When asked yesterday about his news-gathering proclivities – does he seek out stories on himself? Watch sports news in Chicago? Read any blogs? – Sveum, unsurprisingly, indicated that doing so just isn’t him.

“I don’t do anything like that now, so I’m not going to start,” Sveum told reporters. “Basically all I know how to do is get on the Internet and check scores on my phone and e-mail a little bit. But I’m not searching out articles. To me, it doesn’t even make sense why you’d read good or bad [articles]. Obviously we know there’s going to be more bad than good, so it’s going to be irrelevant to ever look at articles or seek any kind of media that way.





“I’ve got better things to do than seek out articles on myself or the team. I’m living the team the nine innings every single night. I know what goes on. I don’t have to look and find out what somebody else thinks.”

Sveum’s presumption that there will be more bad than good articles is (1) a little pessimistic, and (2) a reflection of his beliefs about large-city media. I’m certainly not saying he’s wrong, but it’s interesting. Sveum’s thoughts were probably formed, in large part, by his time as a coach in Boston, where the media can be as tough as it is in Chicago.

“There’s more media, there’s more scrutinizing, there’s going to be the second-guessing of everything,” he said of coaching or managing in a large market like Chicago. “It’s nothing you don’t know. It’s not like I’ve never been in or played in a big market before. You know what all goes on.”

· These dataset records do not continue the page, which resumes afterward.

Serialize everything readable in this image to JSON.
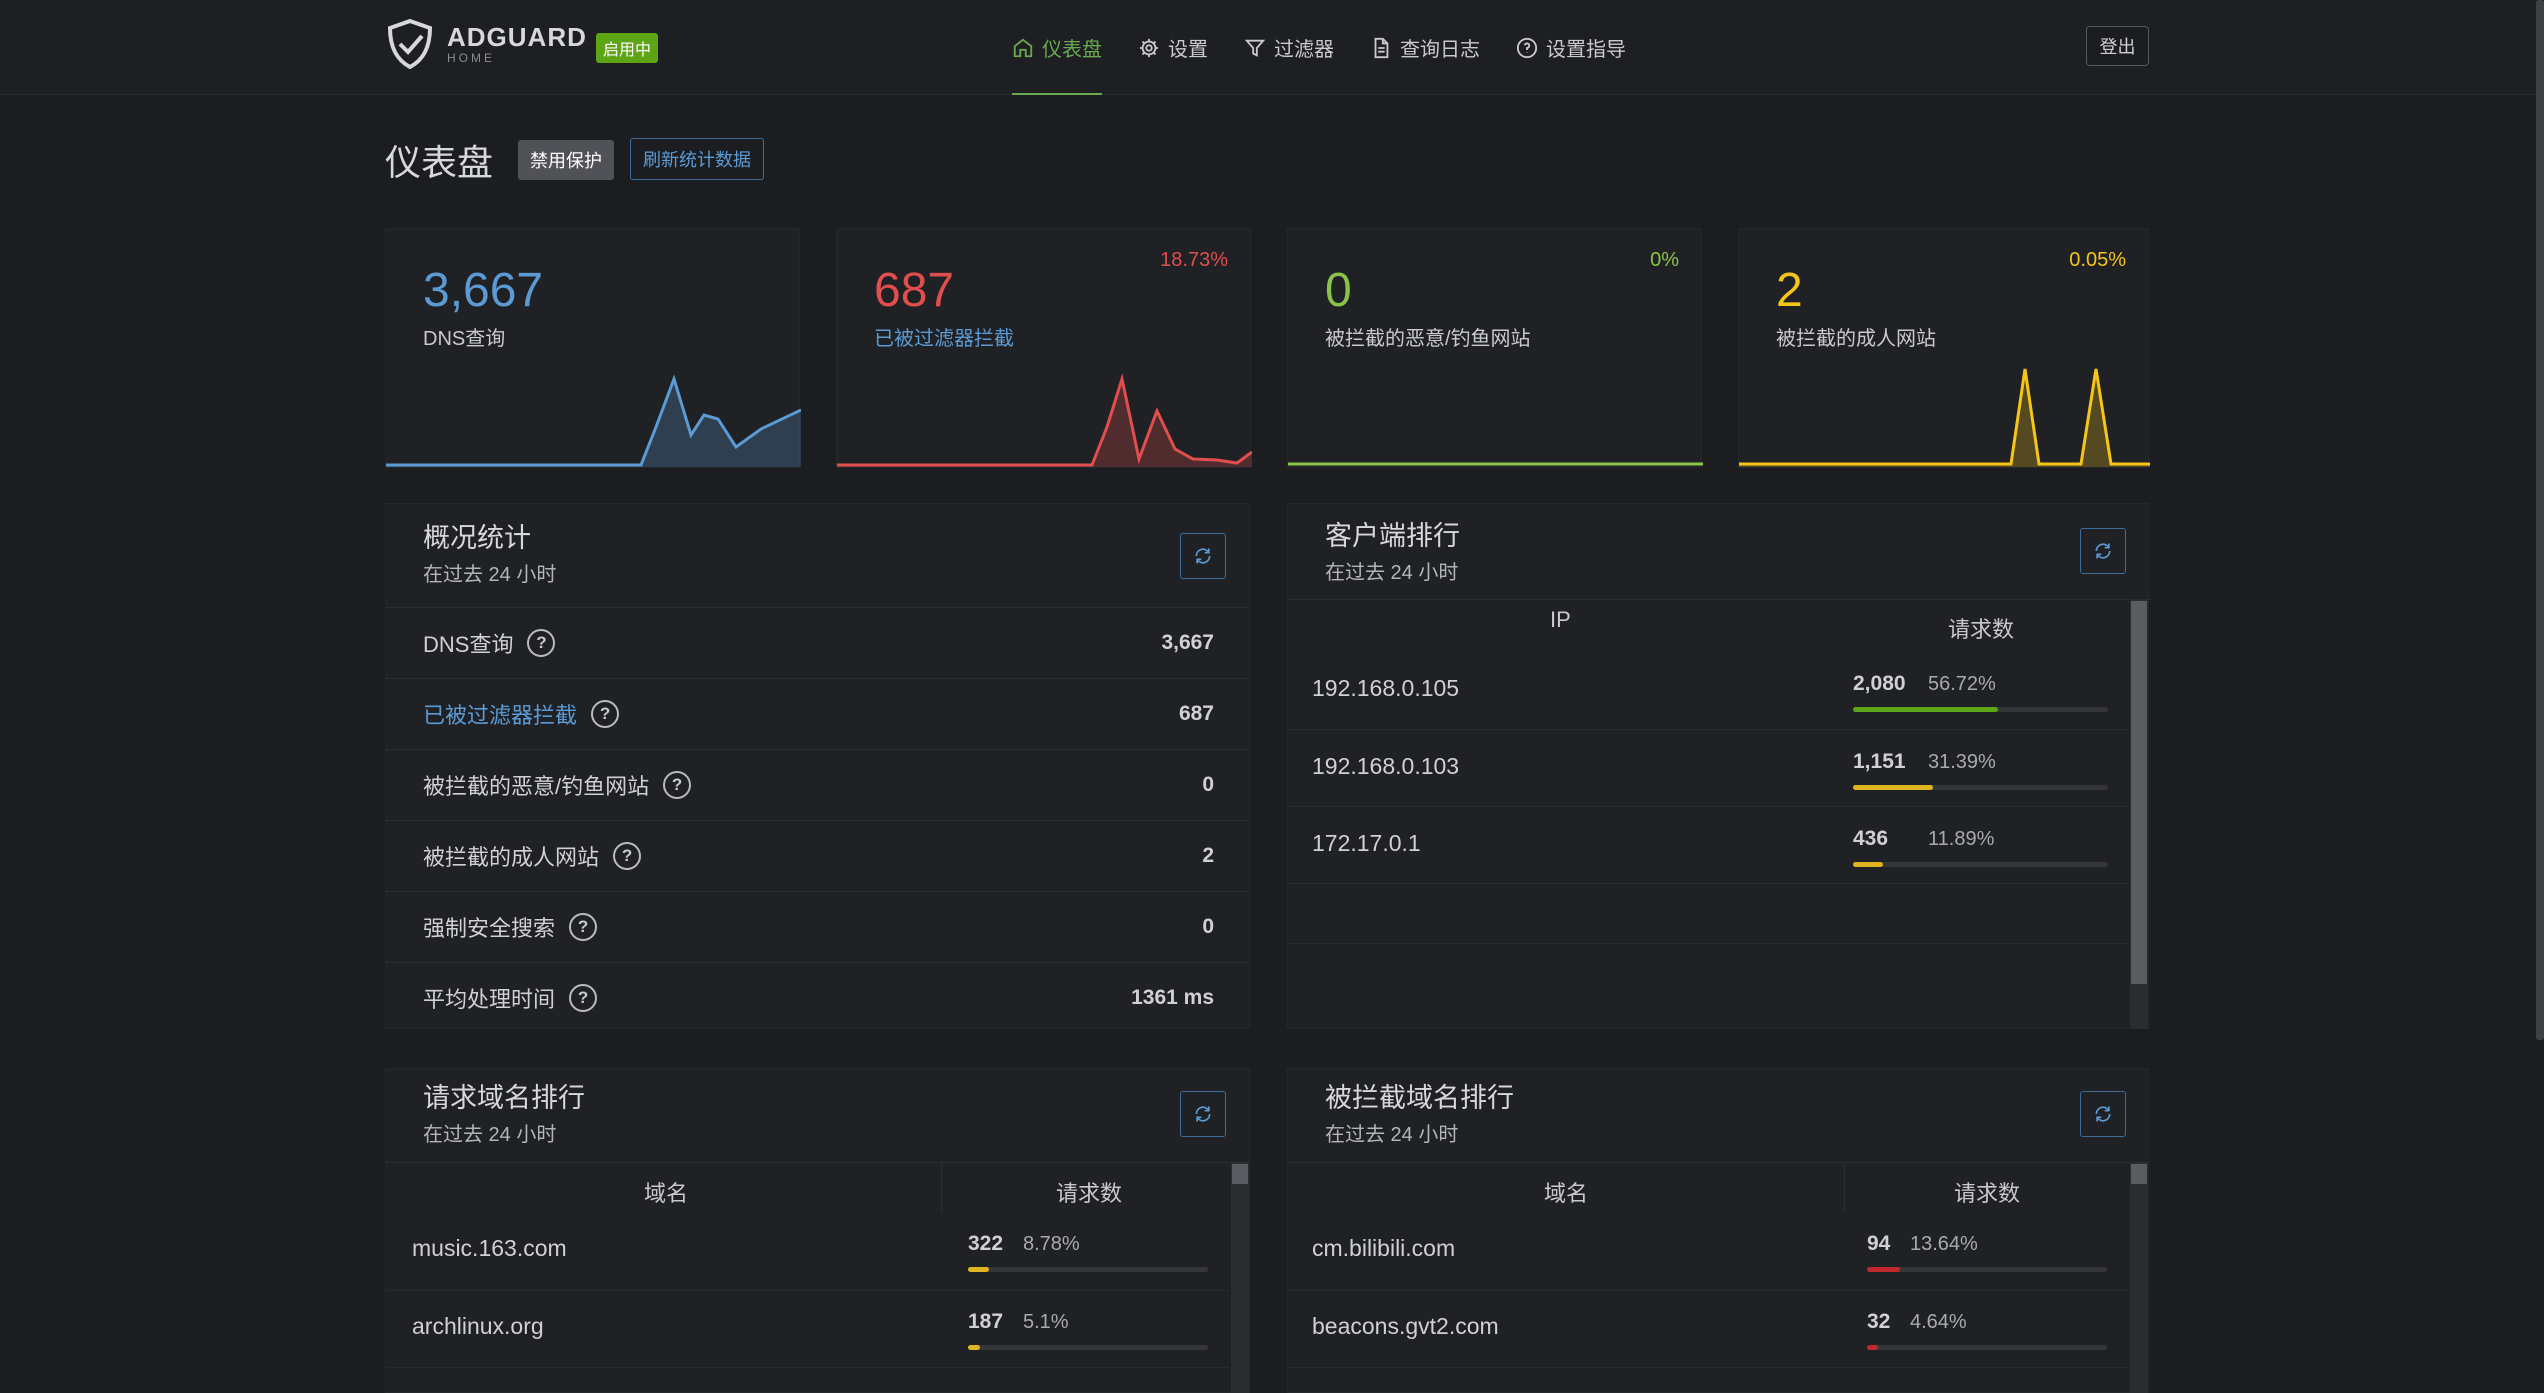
{
  "header": {
    "brand": "ADGUARD",
    "brand_sub": "HOME",
    "status_badge": "启用中",
    "nav": [
      {
        "label": "仪表盘",
        "icon": "home-icon",
        "active": true
      },
      {
        "label": "设置",
        "icon": "gear-icon",
        "active": false
      },
      {
        "label": "过滤器",
        "icon": "filter-icon",
        "active": false
      },
      {
        "label": "查询日志",
        "icon": "document-icon",
        "active": false
      },
      {
        "label": "设置指导",
        "icon": "help-circle-icon",
        "active": false
      }
    ],
    "logout": "登出"
  },
  "page": {
    "title": "仪表盘",
    "disable_protection": "禁用保护",
    "refresh_stats": "刷新统计数据"
  },
  "stats": [
    {
      "value": "3,667",
      "label": "DNS查询",
      "percent": "",
      "color": "#5b9bd5",
      "label_color": "#c9cacd"
    },
    {
      "value": "687",
      "label": "已被过滤器拦截",
      "percent": "18.73%",
      "color": "#e04e4e",
      "label_color": "#5b9bd5"
    },
    {
      "value": "0",
      "label": "被拦截的恶意/钓鱼网站",
      "percent": "0%",
      "color": "#8bc34a",
      "label_color": "#c9cacd"
    },
    {
      "value": "2",
      "label": "被拦截的成人网站",
      "percent": "0.05%",
      "color": "#f5c518",
      "label_color": "#c9cacd"
    }
  ],
  "overview": {
    "title": "概况统计",
    "subtitle": "在过去 24 小时",
    "rows": [
      {
        "label": "DNS查询",
        "value": "3,667",
        "link": false
      },
      {
        "label": "已被过滤器拦截",
        "value": "687",
        "link": true
      },
      {
        "label": "被拦截的恶意/钓鱼网站",
        "value": "0",
        "link": false
      },
      {
        "label": "被拦截的成人网站",
        "value": "2",
        "link": false
      },
      {
        "label": "强制安全搜索",
        "value": "0",
        "link": false
      },
      {
        "label": "平均处理时间",
        "value": "1361 ms",
        "link": false
      }
    ]
  },
  "clients": {
    "title": "客户端排行",
    "subtitle": "在过去 24 小时",
    "col_ip": "IP",
    "col_count": "请求数",
    "rows": [
      {
        "name": "192.168.0.105",
        "count": "2,080",
        "percent": "56.72%",
        "fraction": 0.5672,
        "color": "#5da515"
      },
      {
        "name": "192.168.0.103",
        "count": "1,151",
        "percent": "31.39%",
        "fraction": 0.3139,
        "color": "#e0b420"
      },
      {
        "name": "172.17.0.1",
        "count": "436",
        "percent": "11.89%",
        "fraction": 0.1189,
        "color": "#e0b420"
      }
    ]
  },
  "top_domains": {
    "title": "请求域名排行",
    "subtitle": "在过去 24 小时",
    "col_domain": "域名",
    "col_count": "请求数",
    "rows": [
      {
        "name": "music.163.com",
        "count": "322",
        "percent": "8.78%",
        "fraction": 0.0878,
        "color": "#e0b420"
      },
      {
        "name": "archlinux.org",
        "count": "187",
        "percent": "5.1%",
        "fraction": 0.051,
        "color": "#e0b420"
      }
    ]
  },
  "blocked_domains": {
    "title": "被拦截域名排行",
    "subtitle": "在过去 24 小时",
    "col_domain": "域名",
    "col_count": "请求数",
    "rows": [
      {
        "name": "cm.bilibili.com",
        "count": "94",
        "percent": "13.64%",
        "fraction": 0.1364,
        "color": "#c0282d"
      },
      {
        "name": "beacons.gvt2.com",
        "count": "32",
        "percent": "4.64%",
        "fraction": 0.0464,
        "color": "#c0282d"
      }
    ]
  }
}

Based on how he’s comported himself so far, I don’t really see Sveum having too much of a problem with the media. Sure, if the team is bad, he’s going to have to answer the same, annoying questions a few more times than he’d like, but Sveum strikes me as a pretty straight-forward and even-keeled guy. I doubt Theo Epstein and Jed Hoyer would have selected a guy they thought could be rattled by the pressures of a large market.

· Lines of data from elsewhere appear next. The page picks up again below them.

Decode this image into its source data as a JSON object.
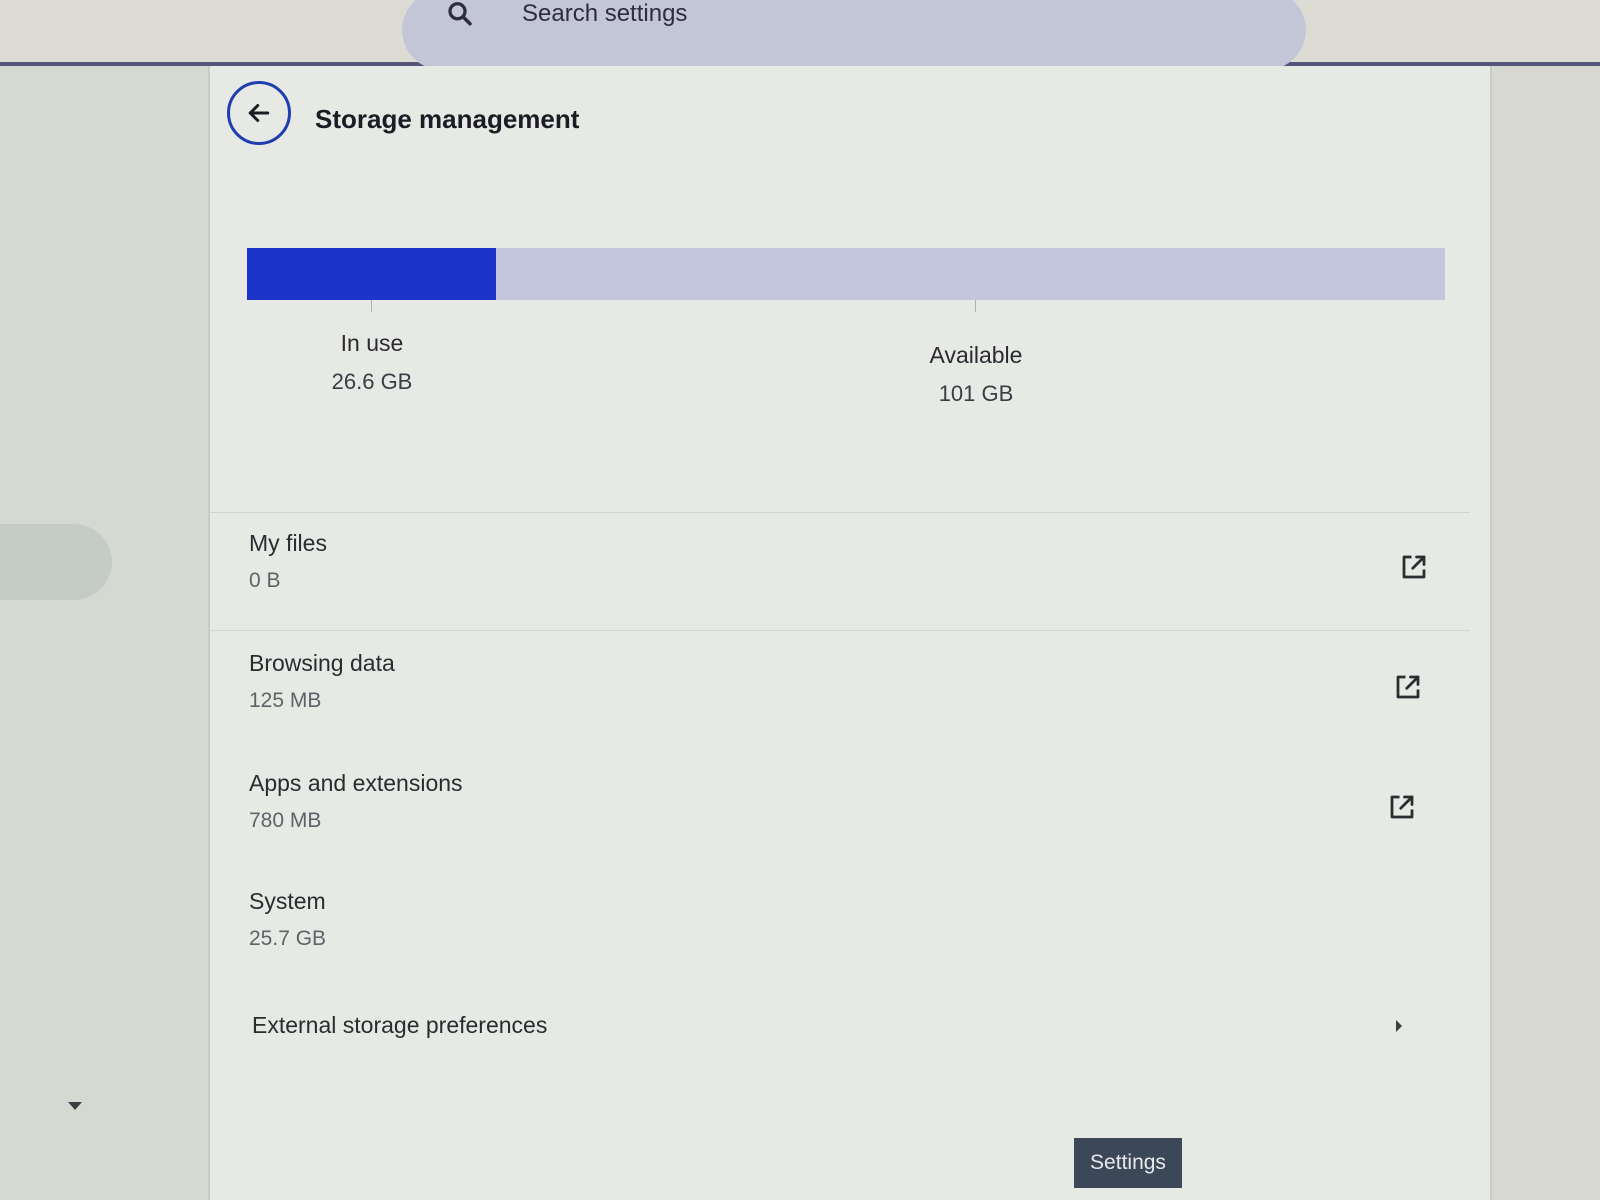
{
  "search": {
    "placeholder": "Search settings"
  },
  "header": {
    "title": "Storage management"
  },
  "storage": {
    "used_fraction": 0.208,
    "in_use_label": "In use",
    "in_use_value": "26.6 GB",
    "available_label": "Available",
    "available_value": "101 GB",
    "colors": {
      "used": "#1a35c8",
      "available": "#c3c6dc"
    }
  },
  "rows": [
    {
      "name": "My files",
      "size": "0 B",
      "icon": "open-in-new-icon"
    },
    {
      "name": "Browsing data",
      "size": "125 MB",
      "icon": "open-in-new-icon"
    },
    {
      "name": "Apps and extensions",
      "size": "780 MB",
      "icon": "open-in-new-icon"
    },
    {
      "name": "System",
      "size": "25.7 GB",
      "icon": ""
    }
  ],
  "external": {
    "label": "External storage preferences",
    "icon": "chevron-right-icon"
  },
  "tooltip": {
    "label": "Settings"
  }
}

I’d say good luck to Sveum, but, well, he wouldn’t see it.

(As a far too self-serious aside: It is, in some ways, a relief to learn that new Chicago Cubs’ manager Dale Sveum won’t be reading BN any time soon. I like to think I could remain objective enough to say what needs to be said, regardless, but it can give you pause if you know that the subject of your words will be reading them. They’re real people, you know, and I’m not interested in being a jerk for the sake of being a jerk.)